I know the generalized formula for Feynman parameters, my problem is in simplifying.

What I mean is something like this:
Take the simplest 3 parameter equation
$\frac{1}{ABC} = 2 \int_0^1 dx \int_0^1 dy \int_0^1 dz \frac{ \delta \left( 1-x-y-z \right)}{(xA+yB+zC)^3}$
And you can take this and put move to two integrals by integrating over z, I understand that we use the delta function to get (xA+yB+(1-x-y)C)3 in the denominator of the new integrand...however, I don't understand why we now have:
$2 \int_0^1 dx \int_0^{1-x} dy$
I've done it out by hand to check it, so I know this is what we need...but why do we substitute in 1-x for the limit of integration?

This is probably a dumb question, but I need to know so I can generalize to four parameters.

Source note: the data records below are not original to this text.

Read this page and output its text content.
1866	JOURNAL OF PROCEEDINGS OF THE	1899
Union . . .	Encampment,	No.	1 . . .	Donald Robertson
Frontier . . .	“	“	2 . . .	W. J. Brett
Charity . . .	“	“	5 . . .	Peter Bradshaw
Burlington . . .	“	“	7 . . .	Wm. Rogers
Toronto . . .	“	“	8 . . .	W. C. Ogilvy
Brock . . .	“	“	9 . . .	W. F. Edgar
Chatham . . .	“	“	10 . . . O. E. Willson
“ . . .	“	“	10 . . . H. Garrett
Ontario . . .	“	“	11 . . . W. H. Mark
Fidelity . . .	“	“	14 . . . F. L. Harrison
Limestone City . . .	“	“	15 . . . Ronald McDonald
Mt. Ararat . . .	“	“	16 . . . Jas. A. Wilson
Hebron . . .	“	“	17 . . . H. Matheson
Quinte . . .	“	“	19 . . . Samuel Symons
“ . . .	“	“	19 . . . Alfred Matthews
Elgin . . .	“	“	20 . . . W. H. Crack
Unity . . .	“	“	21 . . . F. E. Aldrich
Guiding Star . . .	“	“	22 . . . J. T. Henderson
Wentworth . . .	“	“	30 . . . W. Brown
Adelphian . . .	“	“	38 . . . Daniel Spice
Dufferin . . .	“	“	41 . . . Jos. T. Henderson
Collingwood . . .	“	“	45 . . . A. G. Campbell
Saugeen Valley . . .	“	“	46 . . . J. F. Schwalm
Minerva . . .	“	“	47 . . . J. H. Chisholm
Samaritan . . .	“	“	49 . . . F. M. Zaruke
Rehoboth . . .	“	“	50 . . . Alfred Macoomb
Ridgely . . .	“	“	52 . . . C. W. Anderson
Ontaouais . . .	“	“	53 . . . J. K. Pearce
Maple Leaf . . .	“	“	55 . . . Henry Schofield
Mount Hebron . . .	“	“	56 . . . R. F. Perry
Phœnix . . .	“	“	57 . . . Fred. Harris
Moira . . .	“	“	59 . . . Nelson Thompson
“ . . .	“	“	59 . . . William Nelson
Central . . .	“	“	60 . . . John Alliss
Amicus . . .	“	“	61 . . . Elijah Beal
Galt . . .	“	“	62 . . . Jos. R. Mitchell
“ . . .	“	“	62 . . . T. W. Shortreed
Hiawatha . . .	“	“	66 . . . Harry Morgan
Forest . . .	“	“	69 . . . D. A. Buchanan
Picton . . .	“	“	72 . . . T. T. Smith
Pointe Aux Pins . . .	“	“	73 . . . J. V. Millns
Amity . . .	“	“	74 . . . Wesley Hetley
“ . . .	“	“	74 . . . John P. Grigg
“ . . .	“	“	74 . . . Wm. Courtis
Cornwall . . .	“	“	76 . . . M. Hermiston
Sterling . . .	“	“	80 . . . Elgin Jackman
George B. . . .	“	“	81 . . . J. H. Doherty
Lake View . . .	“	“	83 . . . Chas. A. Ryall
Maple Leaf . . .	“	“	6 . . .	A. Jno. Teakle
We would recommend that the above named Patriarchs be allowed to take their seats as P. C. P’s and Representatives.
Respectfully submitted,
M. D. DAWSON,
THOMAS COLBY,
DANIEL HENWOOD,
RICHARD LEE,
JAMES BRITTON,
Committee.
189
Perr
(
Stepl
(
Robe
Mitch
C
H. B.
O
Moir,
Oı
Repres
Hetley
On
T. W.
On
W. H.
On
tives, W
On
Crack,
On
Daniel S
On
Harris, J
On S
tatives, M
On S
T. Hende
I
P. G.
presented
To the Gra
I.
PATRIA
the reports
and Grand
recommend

Thanks for any and all help!

2. Apr 14, 2012

### Elwin.Martin

Alright, so after drawing it by hand once...I feel like it has something to do with the shape of region the delta function sort of cuts out? We're realistically only integrating over a plane now, since the delta function assigns zero to everywhere except x+y+z=1, right? So our integration is really over just that plane...still failing from here though.

3. Apr 14, 2012

### Avodyne

If y was allowed to be bigger than 1-x, then x+y would be bigger than 1. But x+y+z=1, and z is between 0 and 1. So x+y cannot be bigger than 1. Thus the upper limit on the y integral. (We could equally well first integrate over x from 0 to 1-y, and then over y from 0 to 1.)

4. Apr 14, 2012

### Elwin.Martin

That makes sense.

So for four parameters would we have:
$\int_0^1 dx \int_0^{1-x} dy \int_0^{1-x-y} dz$ ?

5. Apr 17, 2012

### Elwin.Martin

Bumping this, I would really like to know still...I feel like an idiot, but I sort of need to understand this.

6. Apr 17, 2012

Yes.